The other night I told the girls that before they went to sleep they should pray for the Bruins to kick ass. Spice lit up and said, “You are gonna let us say ASS to God?!” Why not? Just this once, it’s practically a special occasion. They trotted off to bed, prayed for the ass-kicking and fell right to sleep.

Yes, horrified readers, I let the girls use the word “ass.” If that makes me a bad mother in your eyes, that’s ok with me. Because unlike you, there is a group of people who think I am an uptight, rigid, pain-in-the-ass mother. What with my being a stickler for following laws and rules and all. I force my kids to sit in their car seats with seat belts on, I don’t let them call shotgun and sit in the front seat and I force them to go to school on a regular basis. Call the authorities, there is abuse going on over here!

There are rules in my house, some can be broken, some cannot. I’ll allow the word “ass” in a song or when Daddy’s team is playing a big game. I’ll allow ice cream for dinner if it’s hot and I don’t feel like cooking. I allow the girls to keep their rooms looking like dumps and I let them dress like train wrecks as long as the important parts are covered. Bedtime is somewhat flexible on non-school nights, and the place where they choose to sleep varies.

I am not flexible when it comes to treating others respectfully and kindly. There is hell to pay when this rule is broken. Ask the Sandbox Bully how her night went after her shenanigans earlier this week. We keep our bathroom clean, clothes in the hamper, help around the house and always say “please” and “thank you.”

My biggest sticking point is related to the education of my girls. One of the greatest gifts that I can give them as a mother is my support, involvement and encouragement in their educations. That is not to say I volunteer for every field trip, attend PTA meetings, and act as room mother.  It IS to say that I know what’s going on with my child’s education EVERY SINGLE DAY. We talk about their school days (if I haven’t already had a *ahem* report from a teacher). We work on their homework together and we absolutely read and work on spelling words daily. I’m sure as they get older, they will want me to me less involved with their schooling and I will let go. If there ever comes a time when their grades are less than stellar, you bet your ass I’ll be all over them again.

In my opinion, getting your child through school is a two-part process. First, they have a school to go to every day and a teacher (or teachers) that teach them. Second, they have parents or other family members that guide them and encourage them to do well in school. It is my job as a parent  to make sure my kids are well rested and fed before being sent off to school. It’s my job to send them to school regularly, no sick days for hangnails! It’s my job to make sure their homework is done to the best of their ability (even though I really want to do the damn math myself and get it over with faster). It is my job to provide them a clean, quiet place where they can do their homework with my assistance when they need it. It is my job to know how my girls are doing in their classes at all times. I do this by asking the girls how their respective days were. If I have questions, I check in with the teacher. I do this by looking over every progress report and report card and again, if I have questions, I check in with their teacher. Their teachers know me by sight and by name. That way, if there’s ever an issue, they are comfortable addressing it with me.

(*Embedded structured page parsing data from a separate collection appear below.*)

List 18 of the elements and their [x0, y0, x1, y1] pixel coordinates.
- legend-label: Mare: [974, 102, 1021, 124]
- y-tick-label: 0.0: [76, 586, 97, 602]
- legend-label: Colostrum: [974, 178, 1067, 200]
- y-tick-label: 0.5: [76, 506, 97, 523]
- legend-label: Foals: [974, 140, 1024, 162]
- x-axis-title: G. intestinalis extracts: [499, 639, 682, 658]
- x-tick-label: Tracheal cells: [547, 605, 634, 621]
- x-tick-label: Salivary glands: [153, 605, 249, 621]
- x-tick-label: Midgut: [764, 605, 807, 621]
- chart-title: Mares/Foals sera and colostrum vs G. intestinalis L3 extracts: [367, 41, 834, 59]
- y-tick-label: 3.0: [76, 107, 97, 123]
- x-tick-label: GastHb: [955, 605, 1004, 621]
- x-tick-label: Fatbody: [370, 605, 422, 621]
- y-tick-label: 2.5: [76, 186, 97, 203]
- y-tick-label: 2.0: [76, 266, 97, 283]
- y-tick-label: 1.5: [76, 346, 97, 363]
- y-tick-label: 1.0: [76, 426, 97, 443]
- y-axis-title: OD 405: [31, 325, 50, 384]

By teaching my girls to be hard-working students, I think I’m giving them a good foundation for college, if that’s what they choose… and for their careers. They will have learned that some days you don’t feel that great, but you still need to go to work. They’ll learn that they have to do the job they are paid to do, even when their boss is an asshole. There are times to be flexible, and there are times when you need to put up and shut up and get through. It’s all about putting forth effort and succeeding.

Yesterday my heart was broken because of a failure out my control. I can point the finger at her and say she didn’t really try, but I can also say that she was never really taught to respect the opportunities that education would provide for her.

I started with prayer talk, and I’ll end with that too: “God, Grant me the serenity to accept the things I cannot change; courage to change the things I can; and the wisdom to know the difference.” There’s nothing that I could have done about yesterday that ever would have made a damn bit of difference. The situation was out of my control and I need to accept that.